Contributor to books, including Current Research in Film, Volume 2, edited by Bruce A. Austin, Ablex Publishing (Norwood, NJ), 1986; Handbook of American Film Genres, edited by Wes D. Gehring, Greenwood Press (Westport, CT), 1988; Beyond the Stars III: The Material World in American Popular Film, edited by Paul Loukides and Linda Fuller, Bowling Green State University Popular Press (Bowling Green, OH), 1993; and Why Docudrama?, edited by A. Rosenthal, Southern Illinois University Press (Carbondale, IL), 1999. Contributor to periodicals, including Journal of Film and Video, Cinema Journal, Creative Screenwriting, Quarterly Review of Film and Video, Michigan Academician, Quarterly Review of Film Studies, and Images: Journal of Film and Popular Culture.
WORK IN PROGRESS:
A screenplay for a feature film; a script for a television movie based on real events.
SIDELIGHTS:
Steven N. Lipkin told CA: "I write about 'docudrama' in film and television.

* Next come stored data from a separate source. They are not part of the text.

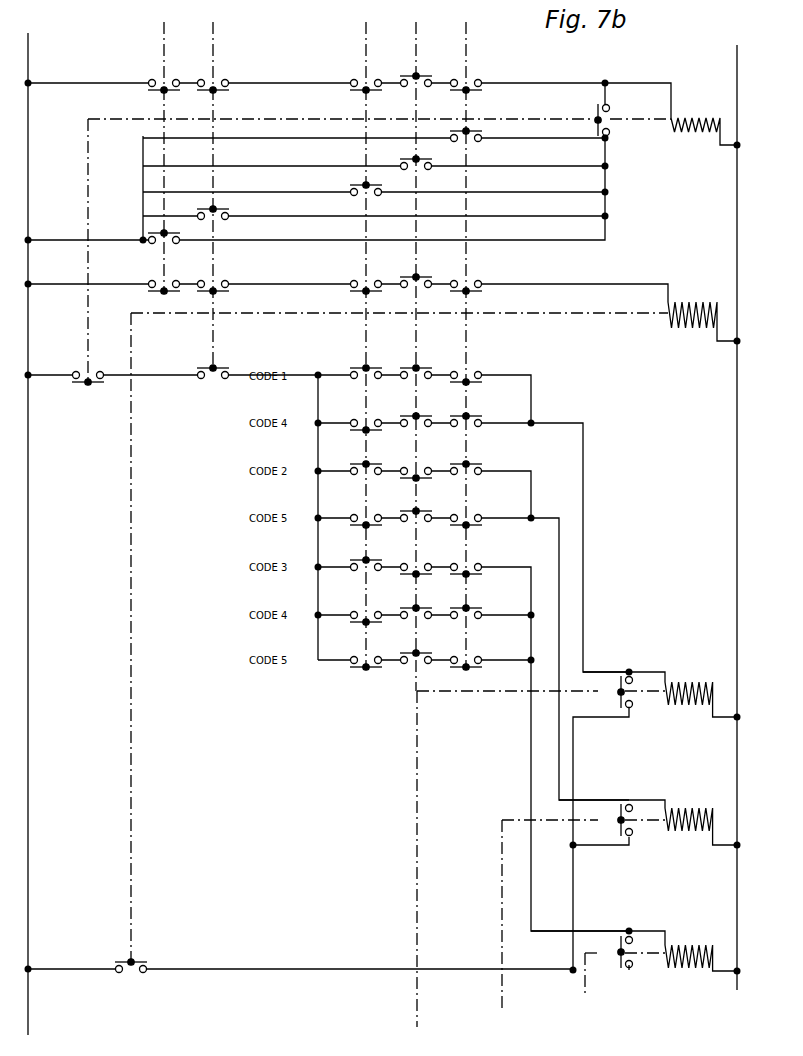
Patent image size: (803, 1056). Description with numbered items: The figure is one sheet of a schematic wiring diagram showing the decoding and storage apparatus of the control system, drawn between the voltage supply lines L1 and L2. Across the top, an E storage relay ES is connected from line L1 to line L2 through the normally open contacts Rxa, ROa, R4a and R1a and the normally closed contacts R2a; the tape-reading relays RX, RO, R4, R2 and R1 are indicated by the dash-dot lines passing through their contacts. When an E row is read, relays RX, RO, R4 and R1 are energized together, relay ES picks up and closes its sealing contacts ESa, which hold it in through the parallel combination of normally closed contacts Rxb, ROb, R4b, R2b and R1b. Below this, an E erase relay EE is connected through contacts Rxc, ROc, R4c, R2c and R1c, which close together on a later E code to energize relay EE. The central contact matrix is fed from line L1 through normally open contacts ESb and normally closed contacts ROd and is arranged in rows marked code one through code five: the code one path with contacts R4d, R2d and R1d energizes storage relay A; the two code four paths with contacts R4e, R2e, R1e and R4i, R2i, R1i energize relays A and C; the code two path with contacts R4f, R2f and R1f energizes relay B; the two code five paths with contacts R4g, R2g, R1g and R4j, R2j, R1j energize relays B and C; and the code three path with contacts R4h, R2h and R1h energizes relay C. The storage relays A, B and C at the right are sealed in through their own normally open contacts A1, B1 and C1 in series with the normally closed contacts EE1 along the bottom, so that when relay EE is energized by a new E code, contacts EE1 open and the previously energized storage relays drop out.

The voltage supply line L1 is at (30, 519).
The voltage supply line L2 is at (734, 514).
The relay RX is at (164, 146).
The relay R0 RO is at (212, 185).
The relay R4 is at (363, 335).
The relay R2 is at (412, 346).
The relay R1 is at (464, 336).
The storage relay A is at (686, 682).
The storage relay B is at (684, 812).
The storage relay C is at (680, 950).
The E storage relay ES is at (700, 112).
The E erase relay EE is at (695, 331).
The normally open contacts RXa Rxa is at (160, 78).
The normally open contacts R0a ROa is at (224, 79).
The normally open contacts R4a is at (360, 89).
The normally closed contacts R2a is at (418, 77).
The normally open contacts R1a is at (476, 80).
The sealing contacts ESa is at (614, 127).
The normally closed contacts R1b is at (476, 144).
The normally closed contacts R2b is at (424, 171).
The normally closed contacts R4b is at (360, 187).
The normally closed contacts R0b ROb is at (228, 212).
The normally closed contacts RXb Rxb is at (150, 236).
The contacts RXc Rxc is at (152, 291).
The contacts R0c ROc is at (220, 291).
The contacts R4c is at (358, 279).
The contacts R2c is at (418, 277).
The contacts R1c is at (474, 281).
The normally open contacts ESb is at (86, 381).
The normally closed contacts R0d ROd is at (210, 379).
The contacts R4d is at (356, 368).
The contacts R2d is at (416, 368).
The normally open contacts R1d is at (478, 386).
The contacts R4e is at (358, 417).
The contacts R2e is at (416, 417).
The contacts R1e is at (478, 429).
The contacts R4f is at (358, 466).
The contacts R2f is at (420, 470).
The contacts R1f is at (478, 475).
The contacts R4g is at (358, 514).
The contacts R2g is at (416, 512).
The contacts R1g is at (478, 526).
The contacts R4h is at (358, 562).
The contacts R2h is at (418, 566).
The contacts R1h is at (478, 573).
The contacts R4i is at (358, 610).
The contacts R2i is at (416, 608).
The contacts R1i is at (478, 617).
The contacts R4j is at (356, 669).
The contacts R2j is at (416, 656).
The contacts R1j is at (478, 670).
The normally open contacts A1 is at (634, 705).
The normally open contacts B1 is at (636, 838).
The normally open contacts C1 is at (638, 971).
The normally closed contacts EE1 is at (137, 977).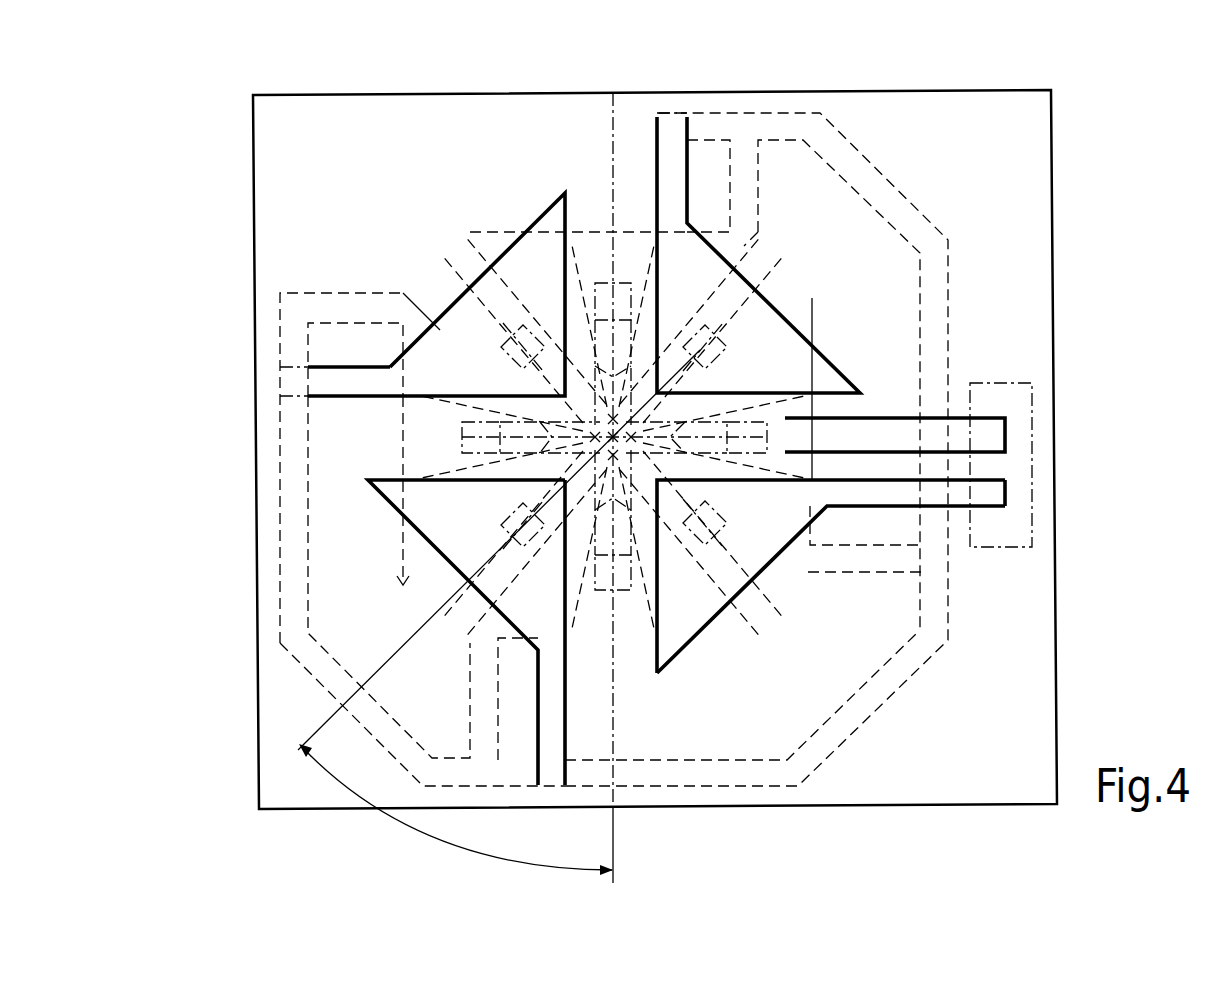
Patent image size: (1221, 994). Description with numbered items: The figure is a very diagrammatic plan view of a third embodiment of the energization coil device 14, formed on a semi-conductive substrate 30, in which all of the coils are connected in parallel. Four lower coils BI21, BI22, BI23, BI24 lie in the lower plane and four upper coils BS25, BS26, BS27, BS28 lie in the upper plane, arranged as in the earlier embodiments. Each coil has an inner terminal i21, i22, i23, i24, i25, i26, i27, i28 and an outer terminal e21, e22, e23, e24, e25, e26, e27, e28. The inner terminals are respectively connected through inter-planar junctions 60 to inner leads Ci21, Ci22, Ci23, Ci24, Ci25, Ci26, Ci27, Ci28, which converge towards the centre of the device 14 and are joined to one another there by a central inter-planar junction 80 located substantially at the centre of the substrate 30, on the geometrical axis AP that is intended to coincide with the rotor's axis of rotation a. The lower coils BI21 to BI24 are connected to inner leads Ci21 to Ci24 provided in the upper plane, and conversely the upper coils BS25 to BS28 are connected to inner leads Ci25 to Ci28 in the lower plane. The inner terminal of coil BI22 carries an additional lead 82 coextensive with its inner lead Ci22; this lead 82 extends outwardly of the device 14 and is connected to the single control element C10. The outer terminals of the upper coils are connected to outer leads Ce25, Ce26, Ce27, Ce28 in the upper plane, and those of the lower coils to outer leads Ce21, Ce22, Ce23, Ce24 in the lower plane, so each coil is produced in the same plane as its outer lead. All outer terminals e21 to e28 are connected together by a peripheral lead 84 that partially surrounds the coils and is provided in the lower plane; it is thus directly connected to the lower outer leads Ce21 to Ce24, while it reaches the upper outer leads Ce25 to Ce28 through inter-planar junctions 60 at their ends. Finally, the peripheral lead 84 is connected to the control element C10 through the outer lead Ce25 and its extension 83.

The semi-conductive substrate 30 is at (255, 122).
The energization coil device 14 is at (392, 83).
The additional lead 82 is at (858, 437).
The extension 83 is at (990, 488).
The peripheral lead 84 is at (764, 772).
The inter-planar junction 60 is at (690, 540).
The inter-planar junction 80 is at (617, 430).
The control element C10 is at (1012, 400).
The geometrical axis AP is at (594, 437).
The axis of rotation a is at (456, 813).
The outer terminal e21 is at (469, 648).
The outer terminal e22 is at (822, 549).
The outer terminal e23 is at (765, 218).
The outer terminal e24 is at (386, 327).
The outer terminal e25 is at (842, 479).
The outer terminal e26 is at (689, 223).
The outer terminal e27 is at (386, 397).
The outer terminal e28 is at (529, 648).
The inner terminal i21 is at (609, 592).
The inner terminal i22 is at (783, 420).
The inner terminal i23 is at (607, 284).
The inner terminal i24 is at (460, 444).
The inner terminal i25 is at (715, 534).
The inner terminal i26 is at (724, 352).
The inner terminal i27 is at (503, 338).
The inner terminal i28 is at (506, 541).
The outer lead Ce21 is at (504, 716).
The outer lead Ce22 is at (868, 572).
The outer lead Ce23 is at (748, 105).
The outer lead Ce24 is at (337, 292).
The outer lead Ce25 is at (865, 496).
The outer lead Ce26 is at (657, 178).
The outer lead Ce27 is at (334, 396).
The outer lead Ce28 is at (560, 708).
The inner lead Ci21 is at (586, 590).
The inner lead Ci22 is at (752, 400).
The inner lead Ci23 is at (638, 300).
The inner lead Ci24 is at (420, 470).
The inner lead Ci25 is at (738, 498).
The inner lead Ci26 is at (702, 329).
The inner lead Ci27 is at (558, 327).
The inner lead Ci28 is at (523, 545).
The upper coil BS25 is at (658, 675).
The upper coil BS26 is at (848, 392).
The upper coil BS27 is at (565, 193).
The upper coil BS28 is at (366, 483).
The lower coil BI21 is at (727, 630).
The lower coil BI22 is at (783, 316).
The lower coil BI23 is at (500, 240).
The lower coil BI24 is at (400, 572).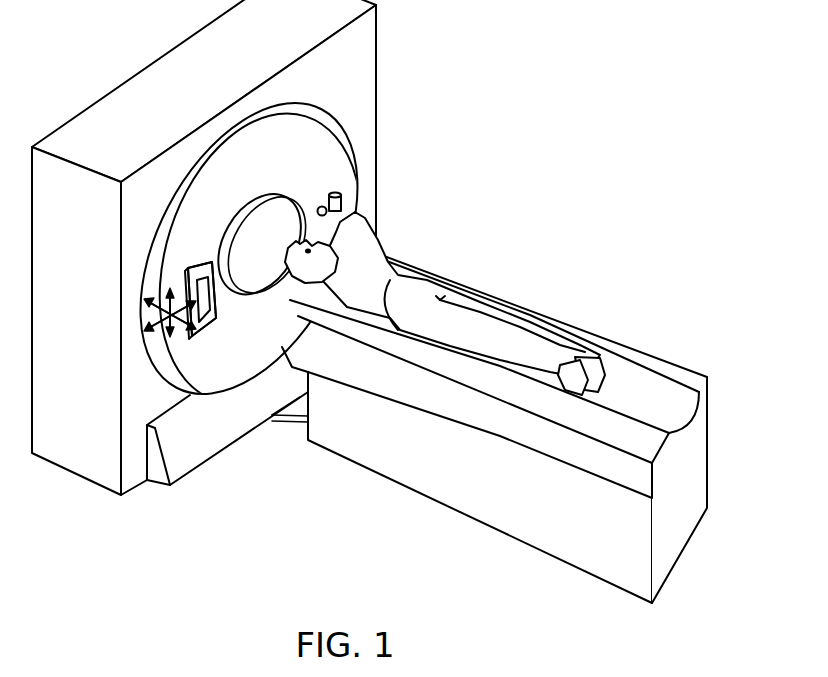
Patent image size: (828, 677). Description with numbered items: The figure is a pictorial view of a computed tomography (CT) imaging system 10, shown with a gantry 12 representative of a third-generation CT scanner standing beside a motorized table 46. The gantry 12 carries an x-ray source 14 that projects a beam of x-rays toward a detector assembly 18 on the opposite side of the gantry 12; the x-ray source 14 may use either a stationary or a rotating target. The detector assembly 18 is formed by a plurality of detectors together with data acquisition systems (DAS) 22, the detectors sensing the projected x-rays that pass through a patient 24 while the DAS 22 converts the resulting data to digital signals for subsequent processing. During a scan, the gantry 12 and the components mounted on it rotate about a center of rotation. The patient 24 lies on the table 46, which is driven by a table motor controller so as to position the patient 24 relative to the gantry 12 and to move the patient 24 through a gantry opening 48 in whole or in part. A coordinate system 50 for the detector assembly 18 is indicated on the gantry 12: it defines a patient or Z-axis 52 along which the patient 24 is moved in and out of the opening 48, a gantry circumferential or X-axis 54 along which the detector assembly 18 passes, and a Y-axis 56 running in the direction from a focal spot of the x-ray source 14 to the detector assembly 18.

The computed tomography (CT) imaging system 10 is at (322, 247).
The gantry 12 is at (297, 162).
The x-ray source 14 is at (346, 207).
The detector assembly 18 is at (213, 328).
The data acquisition systems (DAS) 22 is at (205, 262).
The patient 24 is at (380, 270).
The motorized table 46 is at (458, 496).
The gantry opening 48 is at (249, 219).
The coordinate system 50 is at (132, 306).
The Z-axis 52 is at (148, 276).
The X-axis 54 is at (172, 255).
The Y-axis 56 is at (126, 331).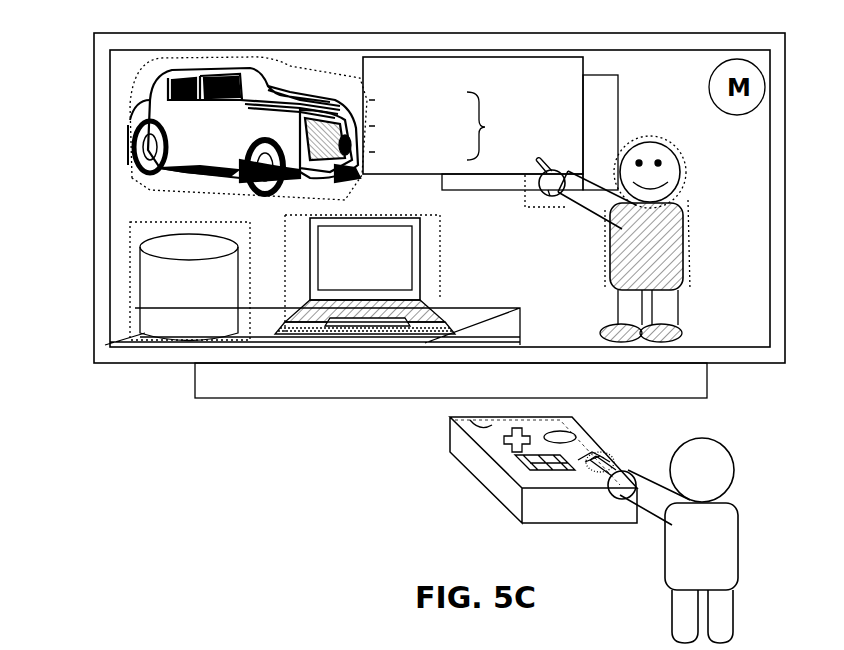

I believe feature films and made-for-television movies based on true stories offer us one of the most appealing, and at the same time, one of the most unexplored modes of film and television discourse. I have found it fruitful to approach docudrama as a mode of argument, examining its ethical, historical, and ideological influences on the substantial audience it reaches. Docudramas ride the fence between narrative and documentary modes, blending the strategies of both, belonging wholly to neither.
"My work addresses a central question: why does docudrama offer such an appealing form of storytelling? I believe that the appeal of docudrama inheres within its very form of presentation. In connecting incredibly diverse kinds of dramatic and documentary material these works, I find, consistently argue for a moral view of reality-based subject matter."